Keystone cancellation hurts U.S.

Wednesday morning millions of Chinese people awoke to hail President Obama for helping them control the growing cost of petroleum products in the People’s Republic. On January 17, 2012 the Obama administration denied a permit for TransCanada Corp.’s Keystone XL. The pipeline would have carried tar sands oil to U.S. Gulf Coast refineries.

Keystone XL

Two phases of the three phase Keystone XL project have already been completed. Failing to get a permit to finish the pipeline has caused the Canadian government to state that if they cannot get their products to refineries in the U.S. south they will build the pipeline to the west coast of Canada to sell to China. The Keystone XL would not have only created tens of thousands of U.S. jobs, but would have also helped the U.S. achieve independence from Middle East oil and the OPEC-manipulated crude oil market.

In November 2011 the Obama Administration announced they would delay a decision on the Keystone XL pipeline until after the 2012 election, but just a month ago House Republicans were hailing their success in forcing a decision on Keystone by February 21, 2012 as part of the payroll tax cut extension. Obama called their bluff.
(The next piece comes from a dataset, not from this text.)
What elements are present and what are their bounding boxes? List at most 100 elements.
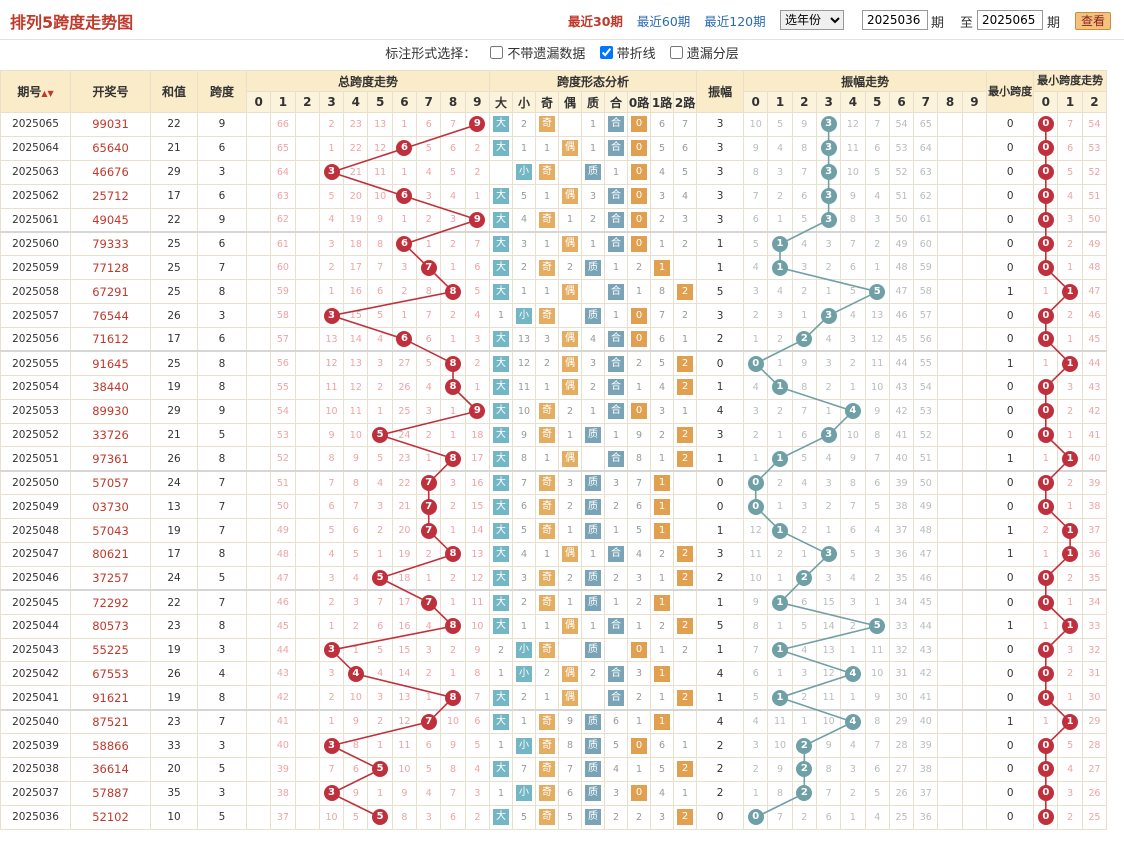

A small fraction of Obama’s base, primarily the most extreme environmentalists, have implored the president to deny the Keystone permits; but supporting the environmentalists meant turning away from his union allies which have broadly favored Keystone. Delaying the decision allowed Obama to keep both the environmental radicals and the unions in his back pocket.   Republicans believed that if forced to choose Obama would choose the the unions which provide him and his party with millions of dollars and thousands of foot soldiers.  They were wrong.

Both Republicans and Democrats support Keystone

The Keystone XL project is very popular in America and has strong support on Capitol Hill; a majority of Republicans and Democrats have agreed that the project is good for the country, but Obama decided that catering to the most radical of his base is the lesser of two evils; but is it?

With the current economic difficulties and heading into a re-election bid the last thing the president needed to do was add another arrow to the Republican’s quiver. Cancelling the Keystone XL project is likely to cost Mr. Obama far more votes than he will gain. While the president’s “shovel ready” projects from his stimulus programs turned out to be not-so-shovel-ready, the Keystone XL project is truly shovel-ready. With the true unemployment rate being somewhere in excess of 10 percent (when you actually factor in those that have given up looking,) casting away a minimum of 20,000 well-paying jobs will now be front-and-center in the fall election. What is this man thinking?

If the Canadians go forward with their threat to the Keystone cancellation gasoline prices in the U.S. will continue to head higher.  Higher fuel prices will further slow economic growth which is Obama’s greatest weakness.  You must assume the president is more concerned about his liberal agenda than re-election or he’s completely politically deaf-and-dumb and his advisors are not serving him well.